= Andros (city) =

City-state on the island of Andros

Andros (Ἄνδρος) was the chief city of, and a polis (city-state) on, the island of Andros in the Aegean Sea. The city was named after the island, which, according to tradition, derived its name either from Andreus, a general of Rhadamanthus or from the seer Andrus. It was colonized by Ionians, and early attained so much importance as to send colonies to Acanthus and Stageira in Chalcidice about 654 BCE. The Andrians were compelled to join the fleet of Xerxes I in his invasion of Greece, in 480 BCE; in consequence of which Themistocles attempted to levy a large sum of money from the people, and upon their refusing to pay it, laid siege to their city, but was unable to take the place.

The site was situated nearly in the middle of the western coast of the island, at the foot of a lofty mountain. Its citadel strongly fortified by nature is mentioned by Livy. It had no harbour of its own, but it was situated near one, called Gaurion (Γαύριον) by Xenophon, and Gaureleon by Livy, and which still bears the ancient name of Gavrio.
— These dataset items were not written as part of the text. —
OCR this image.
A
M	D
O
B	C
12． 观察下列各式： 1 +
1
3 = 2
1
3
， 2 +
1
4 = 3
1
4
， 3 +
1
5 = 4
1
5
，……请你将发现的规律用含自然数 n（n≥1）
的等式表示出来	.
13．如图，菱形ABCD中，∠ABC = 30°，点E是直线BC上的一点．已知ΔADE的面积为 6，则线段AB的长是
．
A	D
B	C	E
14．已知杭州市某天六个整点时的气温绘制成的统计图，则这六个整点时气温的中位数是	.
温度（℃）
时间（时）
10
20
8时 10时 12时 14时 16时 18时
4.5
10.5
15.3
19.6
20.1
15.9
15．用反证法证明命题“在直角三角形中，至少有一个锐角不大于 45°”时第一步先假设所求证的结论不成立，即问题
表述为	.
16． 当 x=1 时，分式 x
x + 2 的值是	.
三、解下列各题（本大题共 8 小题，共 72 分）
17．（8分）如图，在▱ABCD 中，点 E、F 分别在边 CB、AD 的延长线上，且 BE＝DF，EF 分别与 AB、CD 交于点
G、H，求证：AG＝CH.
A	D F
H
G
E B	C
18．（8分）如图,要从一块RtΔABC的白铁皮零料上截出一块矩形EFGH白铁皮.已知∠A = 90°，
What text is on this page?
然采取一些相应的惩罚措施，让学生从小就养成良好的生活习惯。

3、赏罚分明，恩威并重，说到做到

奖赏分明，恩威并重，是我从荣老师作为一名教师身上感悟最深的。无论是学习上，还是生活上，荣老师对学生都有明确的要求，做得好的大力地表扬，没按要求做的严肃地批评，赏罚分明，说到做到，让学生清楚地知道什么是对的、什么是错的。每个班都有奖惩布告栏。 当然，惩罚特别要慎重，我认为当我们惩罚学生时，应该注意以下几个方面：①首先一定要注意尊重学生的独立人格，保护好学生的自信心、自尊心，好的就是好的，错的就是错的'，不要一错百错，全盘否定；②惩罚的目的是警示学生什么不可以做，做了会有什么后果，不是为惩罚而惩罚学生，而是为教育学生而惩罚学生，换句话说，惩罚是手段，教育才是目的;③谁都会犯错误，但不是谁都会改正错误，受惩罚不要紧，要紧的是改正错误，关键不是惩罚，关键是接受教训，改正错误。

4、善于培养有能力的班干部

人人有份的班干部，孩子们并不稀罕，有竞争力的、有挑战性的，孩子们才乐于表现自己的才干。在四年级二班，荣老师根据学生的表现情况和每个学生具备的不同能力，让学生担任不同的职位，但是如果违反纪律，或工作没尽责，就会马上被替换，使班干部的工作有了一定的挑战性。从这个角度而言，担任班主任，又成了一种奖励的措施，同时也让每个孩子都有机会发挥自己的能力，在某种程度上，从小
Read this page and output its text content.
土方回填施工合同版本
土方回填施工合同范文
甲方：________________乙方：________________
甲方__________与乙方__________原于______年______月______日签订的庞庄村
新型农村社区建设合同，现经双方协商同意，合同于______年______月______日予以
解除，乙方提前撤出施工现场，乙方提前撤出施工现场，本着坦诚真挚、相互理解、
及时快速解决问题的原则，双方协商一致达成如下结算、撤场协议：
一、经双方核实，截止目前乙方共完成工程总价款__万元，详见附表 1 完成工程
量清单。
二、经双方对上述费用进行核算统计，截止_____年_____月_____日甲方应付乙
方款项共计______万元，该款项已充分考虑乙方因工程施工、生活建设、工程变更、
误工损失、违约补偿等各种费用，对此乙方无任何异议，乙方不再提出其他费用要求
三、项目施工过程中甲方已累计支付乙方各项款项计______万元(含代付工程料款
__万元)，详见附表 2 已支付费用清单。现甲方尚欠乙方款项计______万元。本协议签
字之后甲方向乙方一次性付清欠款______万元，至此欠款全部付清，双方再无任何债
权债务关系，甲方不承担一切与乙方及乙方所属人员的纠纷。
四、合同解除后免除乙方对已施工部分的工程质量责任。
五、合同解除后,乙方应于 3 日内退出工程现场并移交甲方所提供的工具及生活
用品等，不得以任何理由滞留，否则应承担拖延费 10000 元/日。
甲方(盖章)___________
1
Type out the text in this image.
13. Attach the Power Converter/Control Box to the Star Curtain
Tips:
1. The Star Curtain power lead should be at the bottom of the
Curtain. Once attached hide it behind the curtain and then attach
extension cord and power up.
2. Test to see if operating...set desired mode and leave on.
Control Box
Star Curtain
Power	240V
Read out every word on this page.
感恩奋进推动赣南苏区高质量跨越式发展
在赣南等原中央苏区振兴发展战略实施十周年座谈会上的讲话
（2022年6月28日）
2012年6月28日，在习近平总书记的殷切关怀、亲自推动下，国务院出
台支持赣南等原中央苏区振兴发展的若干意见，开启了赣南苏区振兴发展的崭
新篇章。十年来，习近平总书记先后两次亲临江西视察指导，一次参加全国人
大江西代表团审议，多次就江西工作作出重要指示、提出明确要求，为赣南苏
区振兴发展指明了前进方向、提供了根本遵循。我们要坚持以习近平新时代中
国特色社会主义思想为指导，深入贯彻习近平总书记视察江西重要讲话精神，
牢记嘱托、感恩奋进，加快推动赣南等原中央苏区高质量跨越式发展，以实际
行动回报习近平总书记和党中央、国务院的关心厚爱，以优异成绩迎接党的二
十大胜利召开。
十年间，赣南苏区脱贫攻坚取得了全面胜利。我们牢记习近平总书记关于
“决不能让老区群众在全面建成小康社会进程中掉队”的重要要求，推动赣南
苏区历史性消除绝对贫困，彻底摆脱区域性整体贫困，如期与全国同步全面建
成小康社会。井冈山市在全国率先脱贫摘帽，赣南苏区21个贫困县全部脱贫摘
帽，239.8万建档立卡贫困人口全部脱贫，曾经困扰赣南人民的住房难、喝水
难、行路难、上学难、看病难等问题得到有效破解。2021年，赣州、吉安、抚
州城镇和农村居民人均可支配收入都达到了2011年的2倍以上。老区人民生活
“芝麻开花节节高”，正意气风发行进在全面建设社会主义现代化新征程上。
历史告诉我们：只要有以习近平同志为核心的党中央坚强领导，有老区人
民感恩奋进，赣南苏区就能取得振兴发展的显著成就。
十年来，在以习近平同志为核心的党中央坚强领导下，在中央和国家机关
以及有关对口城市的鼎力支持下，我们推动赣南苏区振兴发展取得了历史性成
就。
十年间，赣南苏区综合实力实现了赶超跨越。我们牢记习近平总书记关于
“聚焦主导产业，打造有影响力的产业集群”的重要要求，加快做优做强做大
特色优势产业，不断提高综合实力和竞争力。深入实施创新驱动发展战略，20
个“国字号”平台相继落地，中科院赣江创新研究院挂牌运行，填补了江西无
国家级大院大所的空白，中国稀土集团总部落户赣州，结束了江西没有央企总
The site is located at Palaiopolis,
where extensive ruins of the ancient city are to be found. Among other artefacts discovered there, were inscriptions, including an interesting hymn to Isis in hexameter verse. The town and its territory were celebrated for its wine in antiquity, and the whole island was regarded as sacred to Dionysus. There was a tradition that, during the festival of this god, a fountain flowed with wine.